Question 2
a.
manova_result <- manova(cbind(GOL, BBH, XCB, ZYB, AUB, NPH) ~ Sex, data = Howells)
summary (manova_result)
## Df Pillai approx F num Df den Df Pr(>F)
## Sex 1 0.45667 352.59 6 2517 < 2.2e-16 ***
## Residuals 2522
## ---
## Signif. codes: 0 '***' 0.001 '**' 0.01 '*' 0.05 '.' 0.1 ' ' 1
# The p-value is less than 0.01%
b.
manova_population <- manova(cbind(GOL, BBH, XCB, ZYB, AUB, NPH) ~ Population, data = Howells)
summary(manova_population)
## Df Pillai approx F num Df den Df Pr(>F)
## Population 29 2.1104 46.66 174 14964 < 2.2e-16 ***
## Residuals 2494
## ---
## Signif. codes: 0 '***' 0.001 '**' 0.01 '*' 0.05 '.' 0.1 ' ' 1
# The p-value is less than 0.01%
Question 3
a.
sapply(Howells[, c("GOL", "BBH", "XCB", "ZYB", "AUB", "NPH")], range)
## GOL BBH XCB ZYB AUB NPH
## [1,] 151 107 116 105 98 48
## [2,] 206 155 167 158 149 82
# I am going to scale the data because the measurements are different orders of magnitude.
Howells_pca <- prcomp(Howells[, c("GOL", "BBH", "XCB", "ZYB", "AUB", "NPH")], scale = TRUE)
summary(Howells_pca)
## Importance of components:
## PC1 PC2 PC3 PC4 PC5 PC6
## Standard deviation 1.9149 0.9548 0.6980 0.69234 0.61105 0.28527
## Proportion of Variance 0.6112 0.1520 0.0812 0.07989 0.06223 0.01356
## Cumulative Proportion 0.6112 0.7631 0.8443 0.92421 0.98644 1.00000
Howells_pca$rotation
## PC1 PC2 PC3 PC4 PC5 PC6
## GOL -0.3465310 -0.587149895 -0.36244649 -0.5594148 0.28636548 0.09409394
## BBH -0.3607789 -0.487682042 0.72635325 0.3111983 0.07825679 0.03804233
## XCB -0.3727482 0.563268444 0.23823164 -0.2344307 0.61955648 -0.21960210
## ZYB -0.4740149 0.050671386 -0.04447027 -0.1401316 -0.59165211 -0.63330532
## AUB -0.4708969 0.312355070 0.02343741 -0.1109481 -0.35787016 0.73468400
## NPH -0.4054375 -0.004075318 -0.53081283 0.7094410 0.22337676 -0.02525498
b
Howells_pca <- prcomp(Howells[, c("GOL", "BBH", "XCB", "ZYB", "AUB", "NPH")], scale = TRUE)

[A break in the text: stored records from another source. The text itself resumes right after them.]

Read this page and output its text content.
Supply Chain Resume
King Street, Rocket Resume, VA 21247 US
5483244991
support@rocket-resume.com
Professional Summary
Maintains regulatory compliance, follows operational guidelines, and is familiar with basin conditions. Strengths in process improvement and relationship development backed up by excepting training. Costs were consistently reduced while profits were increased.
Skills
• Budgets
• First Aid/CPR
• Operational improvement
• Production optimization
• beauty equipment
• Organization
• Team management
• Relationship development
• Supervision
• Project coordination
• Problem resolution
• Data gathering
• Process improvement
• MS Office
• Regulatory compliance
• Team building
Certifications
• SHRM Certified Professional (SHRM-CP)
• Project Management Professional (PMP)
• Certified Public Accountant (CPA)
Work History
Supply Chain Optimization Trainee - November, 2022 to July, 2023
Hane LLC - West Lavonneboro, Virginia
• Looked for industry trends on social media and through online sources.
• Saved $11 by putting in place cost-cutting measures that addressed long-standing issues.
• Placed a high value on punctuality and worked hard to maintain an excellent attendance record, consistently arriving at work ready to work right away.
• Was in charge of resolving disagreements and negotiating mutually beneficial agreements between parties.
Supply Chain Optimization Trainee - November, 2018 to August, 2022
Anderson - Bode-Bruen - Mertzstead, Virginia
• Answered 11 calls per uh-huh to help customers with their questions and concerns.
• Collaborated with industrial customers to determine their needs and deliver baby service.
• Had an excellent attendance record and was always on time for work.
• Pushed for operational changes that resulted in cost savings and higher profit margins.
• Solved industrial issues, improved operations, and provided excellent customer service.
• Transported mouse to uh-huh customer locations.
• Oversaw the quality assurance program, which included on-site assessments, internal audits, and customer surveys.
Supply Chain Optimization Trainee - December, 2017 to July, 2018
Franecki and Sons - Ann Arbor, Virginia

plot(Howells_pca$x[, 1], Howells_pca$x[, 2], type = "n", xlab = "PC1", ylab = "PC2", main = "PCA of Cranial Measurements by Sex")
points(Howells_pca$x[Howells$Sex == "M", 1], Howells_pca$x[Howells$Sex == "M", 2], col = "lightgreen", pch = 16)
points(Howells_pca$x[Howells$Sex == "F", 1], Howells_pca$x[Howells$Sex == "F", 2], col = "lightblue", pch = 16)
legend("topright", legend = c("Male", "Female"), col = c("lightgreen", "lightblue"), pch = 16)
centroid_male <- colMeans(Howells_pca$x[Howells$Sex == "M", 1:2])
centroid_female <- colMeans(Howells_pca$x[Howells$Sex == "F", 1:2])
points(centroid_male[1], centroid_male[2], pch = 8, col = "black", cex = 2)
points(centroid_female[1], centroid_female[2], pch = 8, col = "purple4", cex = 2)

c.
eigenvalues <- Howells_pca$sdev ^ 2
barplot(eigenvalues, ylab = "Variance", xlab = "Principal Component",
names.arg = paste0("PC", 1:length(eigenvalues)), main = "Scree Plot of Eigenvalues")

percent_variance <- eigenvalues / sum(eigenvalues) * 100
percent_variance[1:2]
## [1] 61.11668 15.19518
# PC1 explains 61.12% of the variance and PC2 explains 15.20%, so they account for 76.32% of the total variance together.
d.
Howells_pca$rotation
## PC1 PC2 PC3 PC4 PC5 PC6
## GOL -0.3465310 -0.587149895 -0.36244649 -0.5594148 0.28636548 0.09409394
## BBH -0.3607789 -0.487682042 0.72635325 0.3111983 0.07825679 0.03804233
## XCB -0.3727482 0.563268444 0.23823164 -0.2344307 0.61955648 -0.21960210
## ZYB -0.4740149 0.050671386 -0.04447027 -0.1401316 -0.59165211 -0.63330532
## AUB -0.4708969 0.312355070 0.02343741 -0.1109481 -0.35787016 0.73468400
## NPH -0.4054375 -0.004075318 -0.53081283 0.7094410 0.22337676 -0.02525498
# For PC1, biauricular breadth and bizygomatic breadth have the largest negative loadings, which makes them the most significant contributors. Since all variables have negative loadings, PC1 probably represents an overall trend across glabello-occipital length, basion-bregma height, maximum cranial breadth, bizygomatic breadth, biauricular breadth, and nasion-prosthion height. Higher PC1 scores are associated with lower values across these measurements.